Rachaduras no chão, céu limpo iluminado pelo sol, areias levadas pelo vento, sigo em direção a uma ilusão, me levando em meio a areia quente com pensamentos pesados onde me esforço a cada passo para seguir numa direção, sem fim, sem rumo, vou apenas deixando pegadas para cada passo que vou dando para uma ilusão, uma doce sensação de encontrar uma solução definitiva para o meu desequilíbrio. E a medida que ando, as pegadas que ali marcam some com a areia levada pelo vento, deixando apenas impressões de que um dia passei naquele horizonte que estava em minha frente, e agora olho para outro horizonte, com um olhar de esperança, porém com a consciência de que não há nada, apenas mais um horizonte inalcançavel.

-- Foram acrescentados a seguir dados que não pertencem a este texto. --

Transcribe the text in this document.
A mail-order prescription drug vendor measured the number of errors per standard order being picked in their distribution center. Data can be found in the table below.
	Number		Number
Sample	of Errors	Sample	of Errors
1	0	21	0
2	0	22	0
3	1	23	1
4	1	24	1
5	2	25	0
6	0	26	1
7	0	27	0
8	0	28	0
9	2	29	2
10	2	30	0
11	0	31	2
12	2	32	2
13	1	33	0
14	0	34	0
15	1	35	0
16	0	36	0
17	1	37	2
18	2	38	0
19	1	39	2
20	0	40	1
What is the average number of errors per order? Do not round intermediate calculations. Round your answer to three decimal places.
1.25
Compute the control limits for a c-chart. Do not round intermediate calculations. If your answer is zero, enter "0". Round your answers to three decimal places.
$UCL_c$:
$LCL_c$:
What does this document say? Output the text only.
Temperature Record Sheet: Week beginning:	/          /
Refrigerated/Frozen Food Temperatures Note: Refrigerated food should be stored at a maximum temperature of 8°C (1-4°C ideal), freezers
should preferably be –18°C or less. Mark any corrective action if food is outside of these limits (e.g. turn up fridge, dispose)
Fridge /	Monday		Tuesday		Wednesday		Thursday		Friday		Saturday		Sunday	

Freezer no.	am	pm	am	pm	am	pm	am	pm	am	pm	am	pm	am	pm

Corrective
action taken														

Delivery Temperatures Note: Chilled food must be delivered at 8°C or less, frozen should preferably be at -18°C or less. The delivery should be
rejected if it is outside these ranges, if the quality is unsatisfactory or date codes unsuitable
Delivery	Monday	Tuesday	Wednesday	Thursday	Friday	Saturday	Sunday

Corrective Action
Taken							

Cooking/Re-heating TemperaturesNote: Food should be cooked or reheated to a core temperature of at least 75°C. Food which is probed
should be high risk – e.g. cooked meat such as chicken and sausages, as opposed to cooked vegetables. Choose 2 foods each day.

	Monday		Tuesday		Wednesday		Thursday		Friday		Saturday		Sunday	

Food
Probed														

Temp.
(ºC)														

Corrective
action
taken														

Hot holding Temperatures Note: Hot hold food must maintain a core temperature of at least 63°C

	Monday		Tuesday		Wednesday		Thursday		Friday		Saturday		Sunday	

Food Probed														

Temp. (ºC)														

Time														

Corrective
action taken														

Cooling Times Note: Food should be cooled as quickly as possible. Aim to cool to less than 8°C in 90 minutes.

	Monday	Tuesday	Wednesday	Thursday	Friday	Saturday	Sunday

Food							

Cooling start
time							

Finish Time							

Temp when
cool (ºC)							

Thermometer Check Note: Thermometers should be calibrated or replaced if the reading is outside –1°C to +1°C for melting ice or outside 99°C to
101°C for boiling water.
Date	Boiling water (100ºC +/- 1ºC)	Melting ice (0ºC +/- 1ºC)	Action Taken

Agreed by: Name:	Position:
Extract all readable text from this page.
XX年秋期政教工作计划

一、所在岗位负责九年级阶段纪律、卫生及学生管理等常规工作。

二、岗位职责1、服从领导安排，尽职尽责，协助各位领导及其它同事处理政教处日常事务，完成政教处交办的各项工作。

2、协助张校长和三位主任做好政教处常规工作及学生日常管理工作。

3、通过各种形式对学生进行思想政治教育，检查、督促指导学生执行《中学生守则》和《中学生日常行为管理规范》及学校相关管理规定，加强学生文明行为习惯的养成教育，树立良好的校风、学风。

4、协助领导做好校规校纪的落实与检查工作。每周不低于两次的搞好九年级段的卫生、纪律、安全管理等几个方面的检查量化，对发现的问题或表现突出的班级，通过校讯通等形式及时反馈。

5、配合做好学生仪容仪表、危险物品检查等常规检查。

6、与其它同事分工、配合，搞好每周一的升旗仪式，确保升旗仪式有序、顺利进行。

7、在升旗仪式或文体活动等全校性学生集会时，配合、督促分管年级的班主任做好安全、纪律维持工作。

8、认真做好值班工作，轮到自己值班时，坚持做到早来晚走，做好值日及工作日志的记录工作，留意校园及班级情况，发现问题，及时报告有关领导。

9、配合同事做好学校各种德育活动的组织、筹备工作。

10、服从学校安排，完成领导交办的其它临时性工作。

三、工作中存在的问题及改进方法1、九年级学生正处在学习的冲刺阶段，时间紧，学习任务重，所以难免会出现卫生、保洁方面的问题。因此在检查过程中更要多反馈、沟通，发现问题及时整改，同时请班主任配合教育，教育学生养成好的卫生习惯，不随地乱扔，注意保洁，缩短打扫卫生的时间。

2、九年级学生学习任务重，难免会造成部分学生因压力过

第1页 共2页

Ouço vozes que ecoam no esconderijo de minha alma, gritos de pavor, outros de alegria, cada voz uma consciência que se tornou uma pegada inexistente na areia, e vou perdendo as pegadas, vou perdendo as lembranças na medida que sigo naquele horizonte, esquecendo as promessas de amor que ficou, até mesmo as de ódio, vou me enterrando com uma ilusão de esperança, mas quem sabe eu encontre algo que fica ali na frente, quem sabe eu ache um equilíbrio no meio do caos que me cerca, afinal o universo é um caos criado e somos menos do que isso, um produto do caos, onde sentamos em nossa cadeira de trono, se vestindo de Deus, nos vestindo com uma doce e amarga ilusão de controle sobre o mundo, por simplesmente achar que estamos onde queríamos estar, acreditando que nesse trono onde sentamos todos os dias, foi criado por nós, acreditando que esse trono… existe.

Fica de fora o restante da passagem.